Am 19. Mai 1952 wurde Catarina Eufémia bei Baleizao erschossen.
Die Landarbeiterin hatte sich mit anderen Tagelöhnerinnen frühmorgens versammelt, um ein paar mehr Cent Lohn zu fordern.
Es waren die Zeiten, wo die Arbeitszeit auf dem Feld von Sonnenaufgang bis Sonnenuntergang ging. Dazu kam je noch der lange Weg zum Acker des Grundherrn und zurück. Zum Schlaf blieben im Sommer manchmal nur 4 Stunden. Die junge Mutter Catarina kam aus Selmes, heißt es.

Frauen wurden noch um einiges geringer entlohnt als Männer, und bei denen war die Bezahlung auch sehr knapp - keiner konnte etwas zur Seite legen für die Wintermonate oder  Krankheitstage.

Die GNR, die vom Verwalter des Monte do Olival gerufen wurde, schoß einfach in die Menge!

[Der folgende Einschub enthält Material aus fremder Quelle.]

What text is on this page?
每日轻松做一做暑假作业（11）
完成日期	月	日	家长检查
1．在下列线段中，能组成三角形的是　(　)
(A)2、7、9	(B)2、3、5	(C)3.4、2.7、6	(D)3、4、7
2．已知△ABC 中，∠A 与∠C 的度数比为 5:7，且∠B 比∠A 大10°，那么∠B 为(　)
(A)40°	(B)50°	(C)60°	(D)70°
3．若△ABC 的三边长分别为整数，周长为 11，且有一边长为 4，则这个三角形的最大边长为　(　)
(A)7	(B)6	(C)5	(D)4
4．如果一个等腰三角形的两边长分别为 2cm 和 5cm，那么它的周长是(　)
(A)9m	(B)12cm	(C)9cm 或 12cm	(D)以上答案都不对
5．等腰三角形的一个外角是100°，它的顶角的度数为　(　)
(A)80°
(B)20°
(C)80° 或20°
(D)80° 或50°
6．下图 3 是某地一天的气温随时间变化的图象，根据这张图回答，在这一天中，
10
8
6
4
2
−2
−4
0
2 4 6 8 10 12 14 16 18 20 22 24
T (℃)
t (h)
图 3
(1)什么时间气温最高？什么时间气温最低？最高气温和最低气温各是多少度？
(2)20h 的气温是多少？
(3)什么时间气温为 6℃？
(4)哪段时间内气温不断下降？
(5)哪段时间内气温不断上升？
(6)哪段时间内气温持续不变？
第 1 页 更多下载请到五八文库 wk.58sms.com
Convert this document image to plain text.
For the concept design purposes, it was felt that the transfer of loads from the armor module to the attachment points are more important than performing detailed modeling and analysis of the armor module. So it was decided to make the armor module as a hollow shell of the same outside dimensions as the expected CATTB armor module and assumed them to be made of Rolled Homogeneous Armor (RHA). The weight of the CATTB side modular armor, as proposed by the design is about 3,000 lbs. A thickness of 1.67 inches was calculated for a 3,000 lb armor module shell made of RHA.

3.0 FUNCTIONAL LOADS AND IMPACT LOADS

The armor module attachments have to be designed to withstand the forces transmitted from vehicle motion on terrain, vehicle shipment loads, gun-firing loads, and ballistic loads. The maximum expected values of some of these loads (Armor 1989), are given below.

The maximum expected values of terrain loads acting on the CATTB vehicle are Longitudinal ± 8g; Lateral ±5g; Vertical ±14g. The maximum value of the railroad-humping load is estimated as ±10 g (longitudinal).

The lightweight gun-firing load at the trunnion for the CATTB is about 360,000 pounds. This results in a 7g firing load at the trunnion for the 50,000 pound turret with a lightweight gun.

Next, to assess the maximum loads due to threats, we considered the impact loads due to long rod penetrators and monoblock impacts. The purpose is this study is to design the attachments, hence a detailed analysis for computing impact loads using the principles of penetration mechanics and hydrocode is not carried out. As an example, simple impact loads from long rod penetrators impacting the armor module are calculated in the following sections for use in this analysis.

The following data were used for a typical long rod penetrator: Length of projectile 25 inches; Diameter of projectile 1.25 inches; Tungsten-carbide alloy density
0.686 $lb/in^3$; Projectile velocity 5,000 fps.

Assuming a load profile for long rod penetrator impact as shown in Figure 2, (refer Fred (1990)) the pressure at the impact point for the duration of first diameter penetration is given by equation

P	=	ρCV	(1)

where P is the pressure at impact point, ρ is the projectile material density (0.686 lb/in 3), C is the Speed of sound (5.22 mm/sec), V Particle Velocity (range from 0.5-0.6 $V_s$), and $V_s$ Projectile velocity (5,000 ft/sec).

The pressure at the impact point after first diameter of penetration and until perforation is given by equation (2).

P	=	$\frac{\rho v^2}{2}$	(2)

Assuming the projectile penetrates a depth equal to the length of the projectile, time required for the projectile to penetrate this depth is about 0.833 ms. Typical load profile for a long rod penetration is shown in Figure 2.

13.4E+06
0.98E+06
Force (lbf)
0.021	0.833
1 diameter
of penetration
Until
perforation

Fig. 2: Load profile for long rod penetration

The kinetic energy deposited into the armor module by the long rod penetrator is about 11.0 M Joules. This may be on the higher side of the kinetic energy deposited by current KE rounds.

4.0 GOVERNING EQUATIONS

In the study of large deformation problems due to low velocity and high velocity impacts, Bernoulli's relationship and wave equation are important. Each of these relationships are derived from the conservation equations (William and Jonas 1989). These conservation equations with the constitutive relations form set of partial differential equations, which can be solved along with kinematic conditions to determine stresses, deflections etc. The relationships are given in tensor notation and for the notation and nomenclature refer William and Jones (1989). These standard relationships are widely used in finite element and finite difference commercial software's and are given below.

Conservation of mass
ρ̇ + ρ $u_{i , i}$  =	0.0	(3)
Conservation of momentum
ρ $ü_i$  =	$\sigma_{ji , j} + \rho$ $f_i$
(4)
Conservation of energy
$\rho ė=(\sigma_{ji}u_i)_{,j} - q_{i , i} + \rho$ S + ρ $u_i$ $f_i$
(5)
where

"Der Alentejo sah Catarinas Geburt und Baleizão sah sie sterben" ... Anfang der siebziger Jahre komponiert der Cantautor José Afonso für Catarina Eufémia das ergreifend melodische Lied Cantar Alentejano . Das Lied wird 1971 auch in seine LP "Cantigas de Maio" mit aufgenommen, zusammen mit dem berühmten Grandola Vila Morena.


Baleizao Ende der siebziger Jahre - Foto: Frieder Bauer


Baleizão, das Dorf im "vergessenen Alentejo" zwischen Beja und Serpa, widmete ihr 2015 ein Mural. Und im unteren Dorfteil gibt es auch ein sehr schöne Büste der jungen Frau auf dem zentralen Kreisel. Die Stelle, wo sie erschossen wurde, wurde nach der Nelken-Revolution als Gedenkort hergerichtet.
Dies Memorial steht für alle Toten der Kämpfe für gerechten Lohn der Landarbeit im Alentejo.